Properly implemented ZTNA must be able to identify users and devices in a network, utilizing proper identity and access management (IAM) for users and systems. Security certificates and requesting hosts are used to verify something on a network, and receiving hosts look to an authoritative system for confirmation that the requesting system has proven its identity.
Once ZTNA establishes a node’s identity, the controller checks if current security policies should allow communication between the devices. The controller might also verify that users log in through the requesting system authorized to communicate with the receiving system. Negative entity behaviors in the network can drive the system to update its policy to quarantine or disable access for devices that aren’t behaving properly.

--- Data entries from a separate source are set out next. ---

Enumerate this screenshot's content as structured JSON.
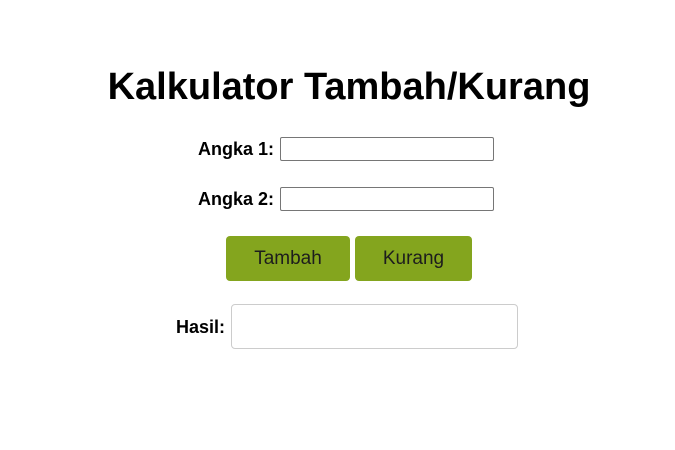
{
  "title": "Kalkulator Tambah/Kurang",
  "form": {
    "angka1": {
      "label": "Angka 1:",
      "value": ""
    },
    "angka2": {
      "label": "Angka 2:",
      "value": ""
    }
  },
  "buttons": {
    "tambah": "Tambah",
    "kurang": "Kurang"
  },
  "result": {
    "label": "Hasil:",
    "value": ""
  },
  "colors": {
    "button_bg": "#84a51e",
    "button_text": "#1d1d1d"
  }
}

While ZTNA helps organizations protect their internal networks, it also creates difficulties that complicate how enterprises defend against potential internal threats. Access policy configuration and the need for a change in mindset are among the significant challenges of ZTNA, requiring network professionals to shift their perspectives to adopt the zero-trust framework.
Network professionals can use various systems to implement ZTNA in an enterprise network, including SDP, software-defined WAN, microsegmentation services, or a combination of methods. As long as the method of choice provides a way to fully verify every connection, with respect to the identity of the participants and their permission to communicate at that moment, ZTNA can be a reality within a network.
In conclusion, ZTNA is not just a tool to secure remote access, but a comprehensive framework that is designed to ensure the security and integrity of an organization’s entire network, both internal and external. As organizations continue to navigate the challenges of securing their networks in an increasingly digital and remote work environment, ZTNA provides a promising approach to bolstering network security.